Here we show the demo videos of our LuciBot method.
We introduce LuciBot, a pipeline that utilizes a general-purpose video generation model to autonomously generate supervision signals for complex embodied tasks.
Automatically generating training supervision for embodied tasks is essential for collecting large-scale data in simulators.
While prior works utilize large language models (LLMs) to generate reward code or leverage vision-language models (VLMs) as supervision, these approaches are largely limited to simple tasks with well-defined rewards, such as pick-and-place. This limitation arises because LLMs struggle to describe complex shapes in code, and VLM-based rewards, such as those derived from CLIP, tend to be less precise.
To address these challenges, we propose leveraging the imagination capability of off-the-shelf video generation models. Given an initial simulation frame and a textual task description, a video generation model produces a video demonstrating task completion with correct semantics. We then extract rich supervisory signals from the generated video, including 6D pose sequences of objects, 2D segmentations, and estimated depth, to facilitate task learning within the simulation.
Our approach significantly enhances supervision quality for complex embodied tasks, expanding the potential for large-scale training in simulators.
Given a scene configuration in the simulation and a textual task description, we generate a video based on the rendered image and text description, serving as an imagined execution process for completing the task. Supervisory signals are then extracted from this generated video to optimize an action trajectory for task execution.

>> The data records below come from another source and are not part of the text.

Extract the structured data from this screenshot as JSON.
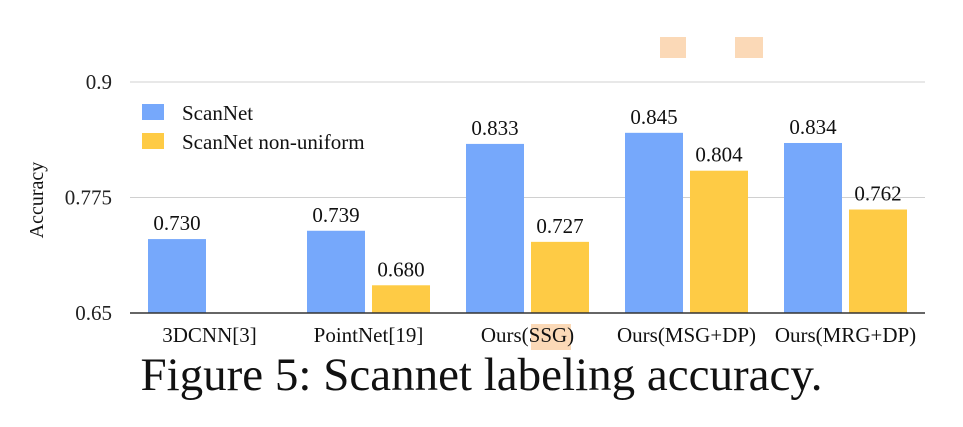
{
  "chart_data": {
    "type": "bar",
    "ylabel": "Accuracy",
    "xlabel": "",
    "ylim": [
      0.65,
      0.9
    ],
    "yticks": [
      "0.65",
      "0.775",
      "0.9"
    ],
    "categories": [
      "3DCNN[3]",
      "PointNet[19]",
      "Ours(SSG)",
      "Ours(MSG+DP)",
      "Ours(MRG+DP)"
    ],
    "series": [
      {
        "name": "ScanNet",
        "color": "#76a8fb",
        "values": [
          0.73,
          0.739,
          0.833,
          0.845,
          0.834
        ],
        "labels": [
          "0.730",
          "0.739",
          "0.833",
          "0.845",
          "0.834"
        ]
      },
      {
        "name": "ScanNet non-uniform",
        "color": "#fecb45",
        "values": [
          null,
          0.68,
          0.727,
          0.804,
          0.762
        ],
        "labels": [
          null,
          "0.680",
          "0.727",
          "0.804",
          "0.762"
        ]
      }
    ],
    "legend": "top-left",
    "grid": "horizontal"
  },
  "caption": "Figure 5: Scannet labeling accuracy.",
  "colors": {
    "highlight": "#fbd9b7",
    "grid": "#d0d0d0",
    "axis": "#333333"
  }
}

Here we show the demo videos of our LuciBot method.
LuciBot utilizes a general-purpose video generation model to generate reference videos that conform to semantics and extracts rich supervisory signals from them to facilitate complex embodied tasks. Here, we show the generated videos, including deformable tasks, articulated tasks, and rigid tasks.

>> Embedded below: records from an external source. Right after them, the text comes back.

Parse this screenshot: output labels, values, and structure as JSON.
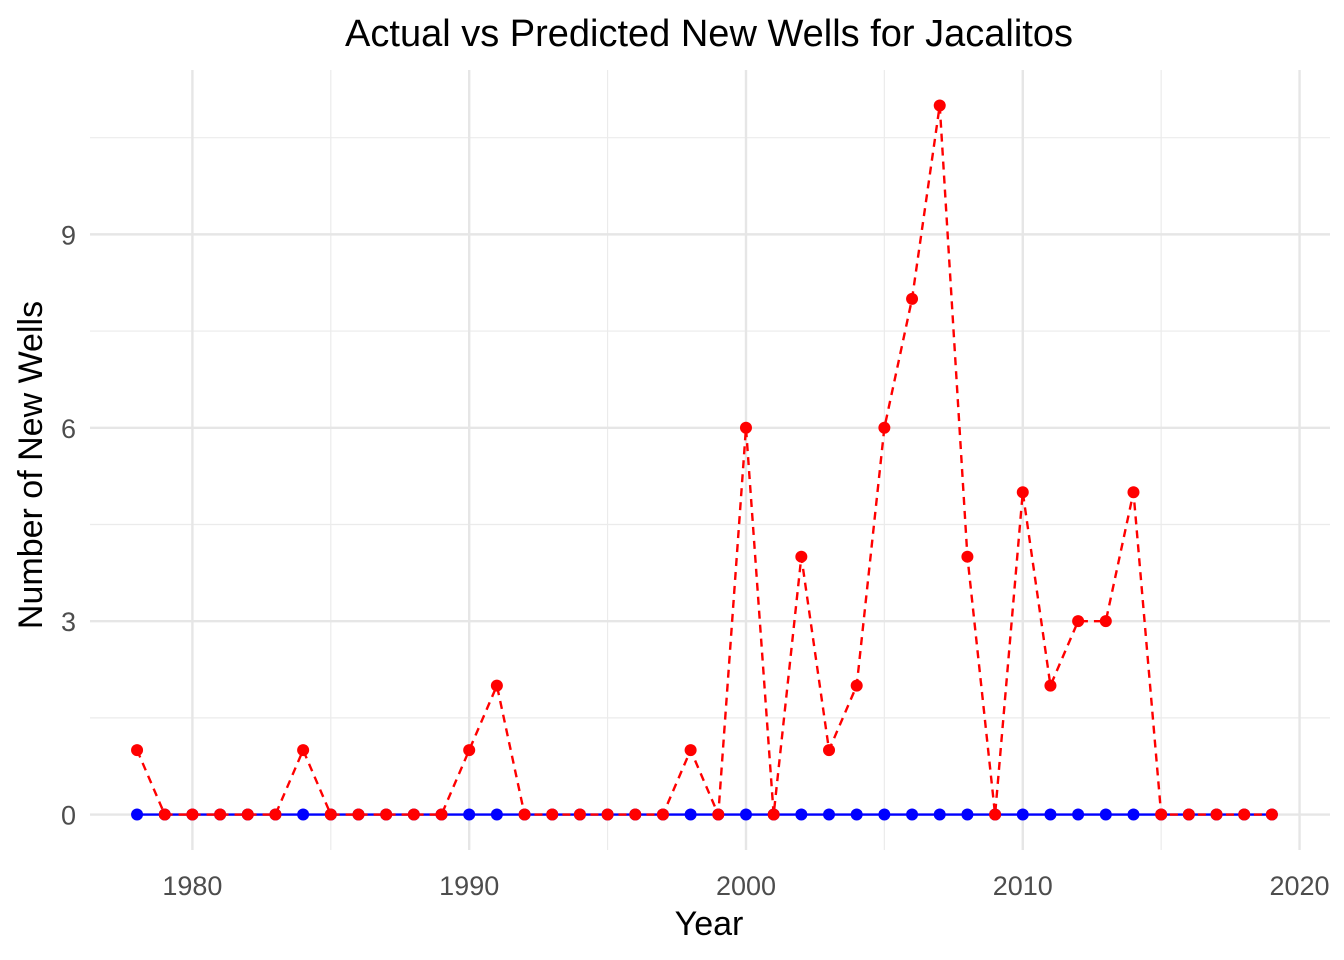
{
  "chart_data": {
    "type": "line",
    "title": "Actual vs Predicted New Wells for Jacalitos",
    "xlabel": "Year",
    "ylabel": "Number of New Wells",
    "xlim": [
      1976.3,
      2021.1
    ],
    "ylim": [
      -0.55,
      11.55
    ],
    "x_ticks": [
      1980,
      1990,
      2000,
      2010,
      2020
    ],
    "y_ticks": [
      0,
      3,
      6,
      9
    ],
    "grid": true,
    "legend": "none",
    "x": [
      1978,
      1979,
      1980,
      1981,
      1982,
      1983,
      1984,
      1985,
      1986,
      1987,
      1988,
      1989,
      1990,
      1991,
      1992,
      1993,
      1994,
      1995,
      1996,
      1997,
      1998,
      1999,
      2000,
      2001,
      2002,
      2003,
      2004,
      2005,
      2006,
      2007,
      2008,
      2009,
      2010,
      2011,
      2012,
      2013,
      2014,
      2015,
      2016,
      2017,
      2018,
      2019
    ],
    "series": [
      {
        "color": "#0000ff",
        "line_style": "solid",
        "values": [
          0,
          0,
          0,
          0,
          0,
          0,
          0,
          0,
          0,
          0,
          0,
          0,
          0,
          0,
          0,
          0,
          0,
          0,
          0,
          0,
          0,
          0,
          0,
          0,
          0,
          0,
          0,
          0,
          0,
          0,
          0,
          0,
          0,
          0,
          0,
          0,
          0,
          0,
          0,
          0,
          0,
          0
        ]
      },
      {
        "color": "#ff0000",
        "line_style": "dashed",
        "values": [
          1,
          0,
          0,
          0,
          0,
          0,
          1,
          0,
          0,
          0,
          0,
          0,
          1,
          2,
          0,
          0,
          0,
          0,
          0,
          0,
          1,
          0,
          6,
          0,
          4,
          1,
          2,
          6,
          8,
          11,
          4,
          0,
          5,
          2,
          3,
          3,
          5,
          0,
          0,
          0,
          0,
          0
        ]
      }
    ]
  }
}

We extract supervisory signals from the generated video then optimize the motion trajectory of the actuator directly in the simulator. Here we demonstrate the optimized trajectory videos of the actuators.
By obtaining the 6 dofs signals, we sample grasping poses based on grasping affordance and employ inverse kinimatics and path-planning algorithms to control the robot arm to grasp the actuator and follow this trajectory. We show the demo videos of robots manipulation as follows.
Beyond rendered images, our method can also be applied to real-world scenarios. Specifically, we first set up a real-world scene, capture an image of it, and generate a video conditioned on the image and task description. We choose two challenging tasks: Stack cups and Pour water, and conduct real world experiment. For stacking cups, the robot successfully stacks the white cup inside the red cup. The videos from left to right show the generated reference video, simulation video, and the real world manipulation video.
For pouring water, the robot successfully pours the water from the cola can to the bowl. The videos from left to right show the generated reference video, simulation video, and the real world manipulation video.